Bertempat di Kantor PWI Kaltim pada Sabtu-Minggu (14-15/2/2026), Intoniswan yang berpasangan dengan Zul keluar sebagai juara pertama setelah tampil dominan sepanjang kompetisi.
Pasangan Intoniswan-Zul sukses mengumpulkan total 48,33 poin. Perolehan tersebut unggul signifikan atas rival terdekat mereka, pasangan Jayadi dan Ady, yang harus puas di posisi kedua dengan raihan 38,33 poin.
Ditemui usai pertandingan, Intoniswan mengungkapkan bahwa kemenangan ini bukan sekadar mengejar trofi, melainkan upaya untuk memacu semangat rekan-rekan wartawan lainnya.
“Kemenangan ini diharapkan mampu memotivasi atlet-atlet bridge PWI Kaltim agar lebih giat berlatih. Apalagi cabang ini rutin dipertandingkan di ajang Porwanas (Pekan Olahraga Wartawan Nasional),” ujarnya.
Ia menambahkan, pembinaan yang berkelanjutan sangat penting mengingat Kaltim selalu konsisten mengirimkan perwakilannya di cabang olahraga asah otak ini. Melalui turnamen rutin di lingkup internal, kualitas dan mental bertanding para atlet diharapkan terus meningkat demi menjaga tradisi prestasi Kaltim di tingkat nasional.
Pelaksana Tugas (Plt) Kepala Dinas Pemuda dan Olahraga (Dispora) Kalimantan Timur, HM Faisal, yang membuka Pelatihan Bridge Wartawan yang diinisiasi oleh SIWO PWI Kaltim memberikan apresiasi tinggi terhadap terobosan SIWO PWI Kaltim yang mulai melirik cabang olahraga otak ini.
Faisal juga mengatakan bahwa pemerintah provinsi mendukung penuh pengembangan prestasi di segala lini, termasuk di kalangan jurnalis.
”Kami sangat mengapresiasi pelatihan bridge bagi wartawan ini.
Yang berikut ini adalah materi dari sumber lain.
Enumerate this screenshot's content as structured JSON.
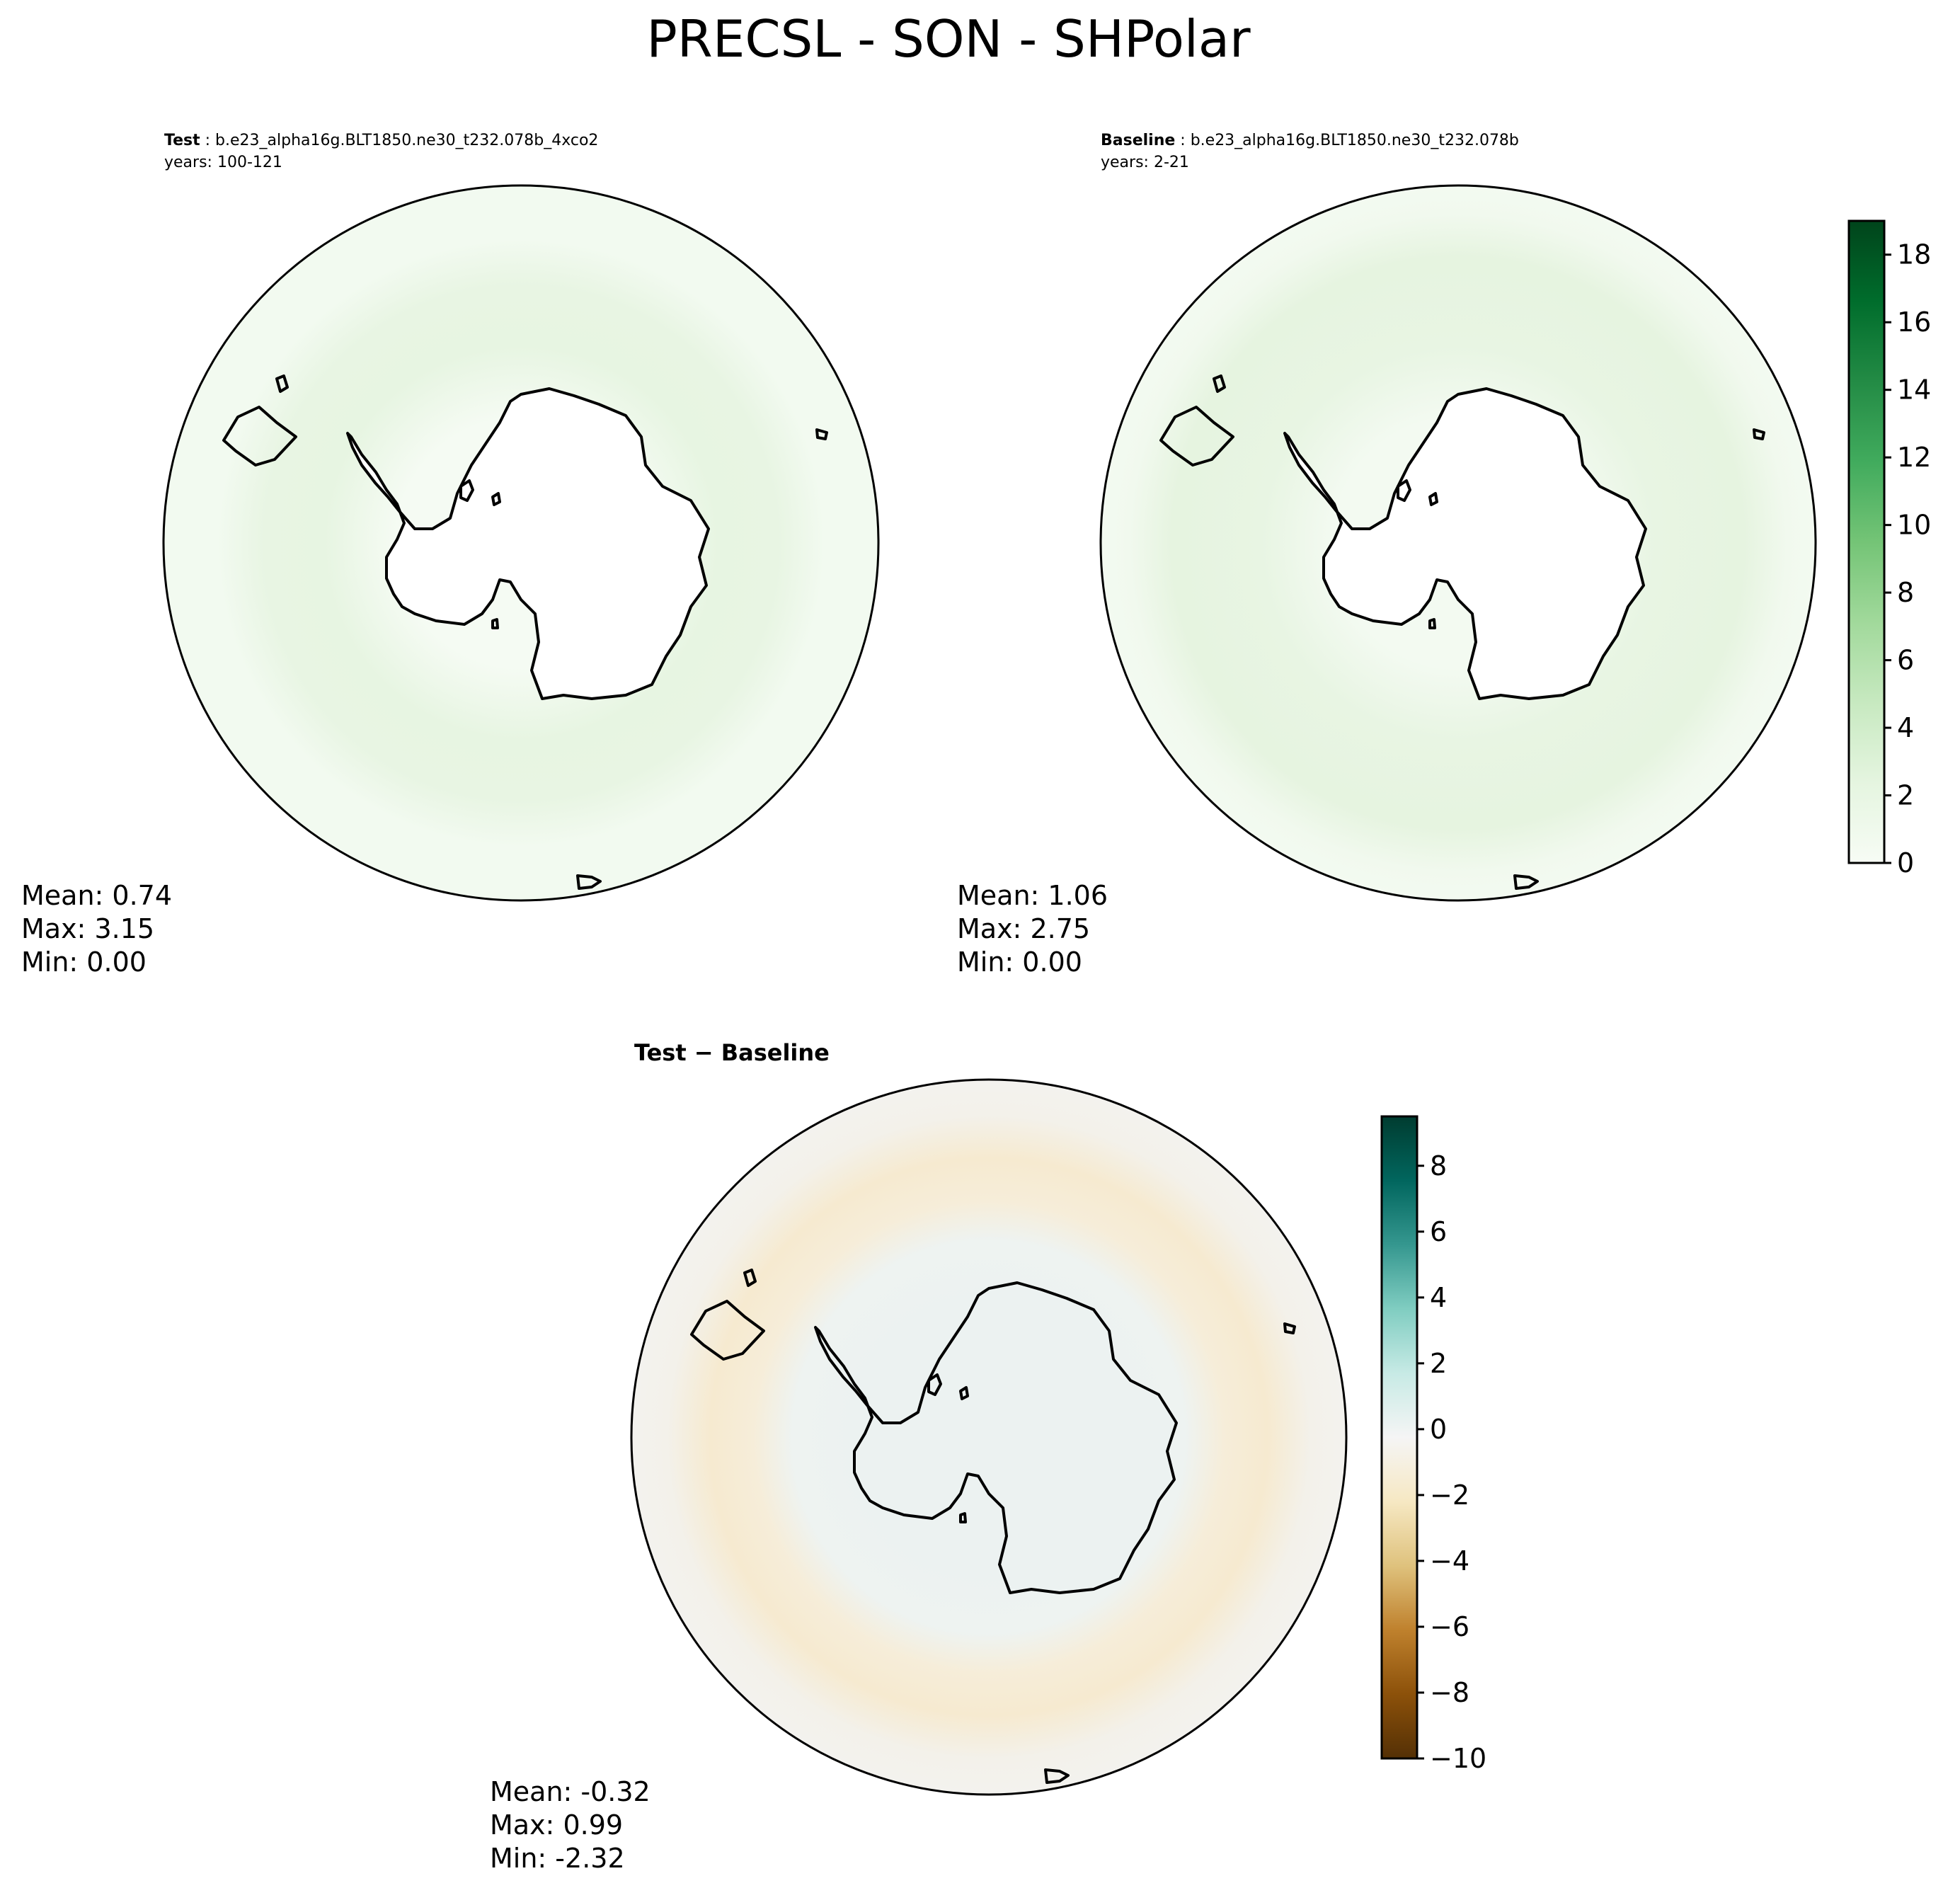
{
  "figure": {
    "title": "PRECSL - SON - SHPolar"
  },
  "panels": [
    {
      "id": "test",
      "label_bold": "Test",
      "label_rest": " : b.e23_alpha16g.BLT1850.ne30_t232.078b_4xco2",
      "years": "years: 100-121",
      "stats": {
        "mean": "Mean:  0.74",
        "max": "Max:  3.15",
        "min": "Min:  0.00"
      }
    },
    {
      "id": "baseline",
      "label_bold": "Baseline",
      "label_rest": " : b.e23_alpha16g.BLT1850.ne30_t232.078b",
      "years": "years: 2-21",
      "stats": {
        "mean": "Mean:  1.06",
        "max": "Max:  2.75",
        "min": "Min:  0.00"
      }
    },
    {
      "id": "diff",
      "label_bold": "Test − Baseline",
      "stats": {
        "mean": "Mean: -0.32",
        "max": "Max:  0.99",
        "min": "Min: -2.32"
      }
    }
  ],
  "colorbars": [
    {
      "id": "abs",
      "colormap": "Greens",
      "range": [
        0,
        19
      ],
      "ticks": [
        0,
        2,
        4,
        6,
        8,
        10,
        12,
        14,
        16,
        18
      ],
      "tick_labels": [
        "0",
        "2",
        "4",
        "6",
        "8",
        "10",
        "12",
        "14",
        "16",
        "18"
      ]
    },
    {
      "id": "diff",
      "colormap": "BrBG",
      "range": [
        -10,
        9.5
      ],
      "ticks": [
        -10,
        -8,
        -6,
        -4,
        -2,
        0,
        2,
        4,
        6,
        8
      ],
      "tick_labels": [
        "−10",
        "−8",
        "−6",
        "−4",
        "−2",
        "0",
        "2",
        "4",
        "6",
        "8"
      ]
    }
  ],
  "colors": {
    "greens": [
      "#f7fcf5",
      "#e5f5e0",
      "#c7e9c0",
      "#a1d99b",
      "#74c476",
      "#41ab5d",
      "#238b45",
      "#006d2c",
      "#00441b"
    ],
    "brbg": [
      "#543005",
      "#8c510a",
      "#bf812d",
      "#dfc27d",
      "#f6e8c3",
      "#f5f5f5",
      "#c7eae5",
      "#80cdc1",
      "#35978f",
      "#01665e",
      "#003c30"
    ],
    "ocean_test": "#f2faf0",
    "ring_test": "#e6f4e0",
    "ocean_base": "#f2faf0",
    "ring_base": "#e4f3de",
    "ocean_diff": "#f3f2ee",
    "ring_diff": "#f7ebd0",
    "inner_diff": "#ecf2f1"
  }
}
Harapannya tentu bisa meraih prestasi maksimal. Kalau dari kami (Dispora), targetnya jelas: medali emas,” ujar Faisal dengan optimis.
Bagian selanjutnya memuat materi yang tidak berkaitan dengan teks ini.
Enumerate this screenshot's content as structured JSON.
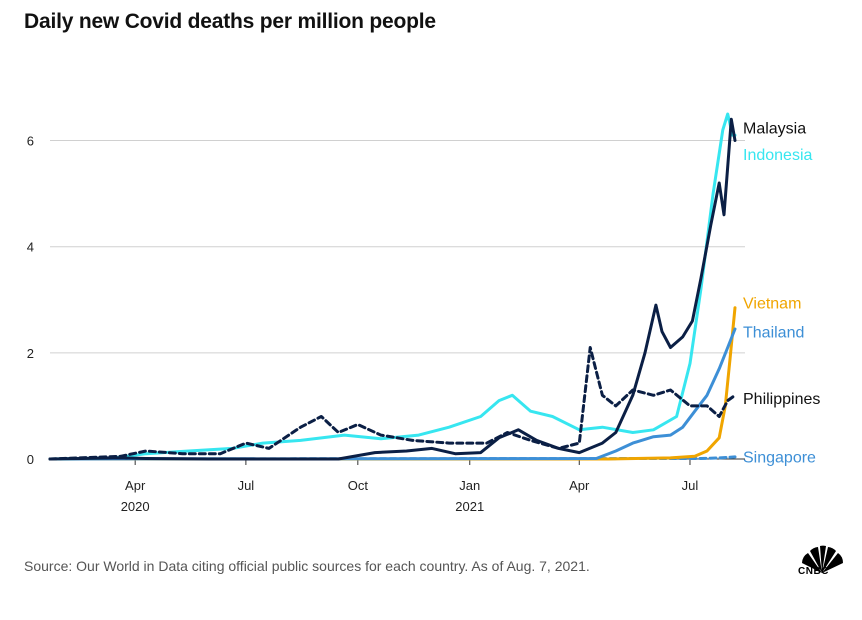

Sementara itu Ketua PWI Kaltim, Abdurachman Amin, berharap pelatihan ini bukan sekadar seremoni, melainkan langkah awal mencetak atlet yang kompeten.
Rahman mengatakan melalui pelatihan ini selain mampu mencari atlit atlit baru yang lebih muda, PWI Kaltim juga menargetkan para peserta mampu bersaing di Pekan Olahraga Wartawan Nasional (Porwanas) mendatang.
“Selain membawa nama PWI Kaltim, para jurnalis diharapkan bisa berkontribusi bagi prestasi olahraga Kalimantan Timur secara umum di level nasional,” jelas Rahman
Pelatihan ini melibatkan instruktur dari Pengkot GABSI Samarinda untuk memastikan para wartawan memahami teknik dasar hingga strategi permainan bridge profesional.
Pelatihan ini melibatkan instruktur dari Pengkot GABSI Samarinda untuk memastikan para wartawan memahami teknik dasar hingga strategi permainan bridge profesional.